In theory there is no lower limit on the amount of energy that must be exchanged to make a measurement, at least directly. But you are constrained by Landauer's principle when you initialize the memory you need to record the measurement. Effectively the measurement is the replication of information about the measured system's state in the measurement system's state. This means that some information about the measurement system's state - that which the measurement "displaces" - must wind up encoded in the environment and ultimately one needs to do work to expel this excess entropy.
So you will need to expend work $k\,T\,\log 2$ to initialize the memory you need to record each bit of information measured.
For some time after Szilard thought up his famous Szilard engine thought experiment (1929) he believed the mechanism whereby the engine complied with the second law was exactly that it takes an amount of work equal to $k\,T\,\log 2$ to measure one bit of information about a system's state.
However this was shown not to be so by several thought experiments, most notably the Fredkin-Toffoli Billiard Ball Computer. In this device, internal register states can be polled without expenditure of energy. An excellent review of these and other ideas is to be found in
Charles Bennett, "The Thermodynamics of Computation: A Review", Int. J. Theo. Phys., 21, No. 12, 1982
As discussed in the Bennett paper, the work input to the Szilard engine that the second law would require is needed to "forget" bits of information, as I summarize in my answer here. When you make a measurement, you need to "make room" for it by "forgetting" the former state of the system you encode that measurement in.
Addendum
Some further explanation connecting the frictionless computer with measurement. The Toffoli computer, if I understand the history correctly, was the first accepted demonstration of the error in Szilard's assumption that it was the measurement that required the amount $k\,T\,\log 2$ of energy to decide whether a molecule were travelling fro- or to-wards the door in his own version of the Maxwell Daemon. The polling of one bit of a computer's memory is exactly the same thing as the molecule measurement: it is the inference of one bit of information about an observed physical system's state and, at least in this case, the Toffoli experiment shows that this inference can be done without energy expenditure.
Now, if you are worried about friction in the Toffoli experiment, then include it in the thought experiment, and imagine decreasing it through some engineering measure: better machining, magnetic levitation, whatever.
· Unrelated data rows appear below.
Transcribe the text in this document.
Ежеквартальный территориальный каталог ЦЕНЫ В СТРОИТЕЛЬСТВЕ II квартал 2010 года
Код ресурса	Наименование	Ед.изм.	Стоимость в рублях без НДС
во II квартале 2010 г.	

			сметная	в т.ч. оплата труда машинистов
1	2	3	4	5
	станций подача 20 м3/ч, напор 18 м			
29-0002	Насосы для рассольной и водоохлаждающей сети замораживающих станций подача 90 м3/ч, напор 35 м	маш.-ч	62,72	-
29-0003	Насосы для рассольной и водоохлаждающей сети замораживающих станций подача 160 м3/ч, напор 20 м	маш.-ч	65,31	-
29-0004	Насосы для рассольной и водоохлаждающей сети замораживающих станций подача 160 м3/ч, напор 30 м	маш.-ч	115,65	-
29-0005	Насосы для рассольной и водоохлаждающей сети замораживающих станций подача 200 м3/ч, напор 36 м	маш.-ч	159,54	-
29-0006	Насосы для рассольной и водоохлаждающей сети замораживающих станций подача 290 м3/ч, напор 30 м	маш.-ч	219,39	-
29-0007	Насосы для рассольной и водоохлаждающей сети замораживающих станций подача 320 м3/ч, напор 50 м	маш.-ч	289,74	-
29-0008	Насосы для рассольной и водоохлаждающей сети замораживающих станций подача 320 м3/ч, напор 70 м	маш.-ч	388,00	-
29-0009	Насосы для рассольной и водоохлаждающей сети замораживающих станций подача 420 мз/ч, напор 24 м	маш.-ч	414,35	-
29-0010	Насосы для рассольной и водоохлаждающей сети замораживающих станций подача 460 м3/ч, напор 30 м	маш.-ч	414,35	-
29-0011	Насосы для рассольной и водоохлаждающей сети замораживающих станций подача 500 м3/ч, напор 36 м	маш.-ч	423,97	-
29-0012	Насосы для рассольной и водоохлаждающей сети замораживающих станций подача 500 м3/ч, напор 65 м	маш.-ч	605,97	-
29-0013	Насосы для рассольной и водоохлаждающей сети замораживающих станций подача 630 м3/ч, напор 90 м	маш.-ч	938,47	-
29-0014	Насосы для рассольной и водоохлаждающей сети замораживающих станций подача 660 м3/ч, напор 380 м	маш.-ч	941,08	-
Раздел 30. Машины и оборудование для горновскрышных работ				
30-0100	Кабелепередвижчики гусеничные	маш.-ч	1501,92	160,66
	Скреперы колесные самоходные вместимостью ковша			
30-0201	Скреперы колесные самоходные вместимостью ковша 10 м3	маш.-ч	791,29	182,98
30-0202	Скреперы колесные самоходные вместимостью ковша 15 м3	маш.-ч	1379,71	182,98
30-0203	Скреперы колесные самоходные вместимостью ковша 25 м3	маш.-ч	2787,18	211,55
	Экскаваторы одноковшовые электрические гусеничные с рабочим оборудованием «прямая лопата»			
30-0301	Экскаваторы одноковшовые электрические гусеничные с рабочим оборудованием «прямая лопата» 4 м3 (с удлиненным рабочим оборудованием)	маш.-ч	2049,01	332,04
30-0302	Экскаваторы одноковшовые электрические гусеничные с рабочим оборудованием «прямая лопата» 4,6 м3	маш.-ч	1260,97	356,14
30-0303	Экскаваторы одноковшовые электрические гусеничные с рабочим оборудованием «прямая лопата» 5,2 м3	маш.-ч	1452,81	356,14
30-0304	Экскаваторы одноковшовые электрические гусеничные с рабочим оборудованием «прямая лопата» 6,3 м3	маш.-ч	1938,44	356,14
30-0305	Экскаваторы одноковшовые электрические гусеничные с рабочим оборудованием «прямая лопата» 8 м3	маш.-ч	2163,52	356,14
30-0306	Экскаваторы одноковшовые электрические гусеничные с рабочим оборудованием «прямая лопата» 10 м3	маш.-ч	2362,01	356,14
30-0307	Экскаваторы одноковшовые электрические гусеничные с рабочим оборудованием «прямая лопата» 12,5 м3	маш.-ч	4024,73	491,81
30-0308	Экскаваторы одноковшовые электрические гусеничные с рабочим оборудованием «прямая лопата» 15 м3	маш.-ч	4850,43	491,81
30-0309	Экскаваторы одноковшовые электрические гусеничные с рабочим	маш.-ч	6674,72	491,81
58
As the friction is decreased through these measures, there is no fundamental physical principle encountered which halts the process. It may be impracticable to further the process, but there is no fundamental physical reason why the friction cannot be lowered. You can in principle make it arbitrarily small. This is quite different from the realization that to infer one bit of information about a system, you have to write that information in the physical state of some system, and the state that you write over has to be recorded elsewhere. This follows from an assumption that the microscopic physical laws are reversible, and, if true, the limit Landauer limit is a fundamental one.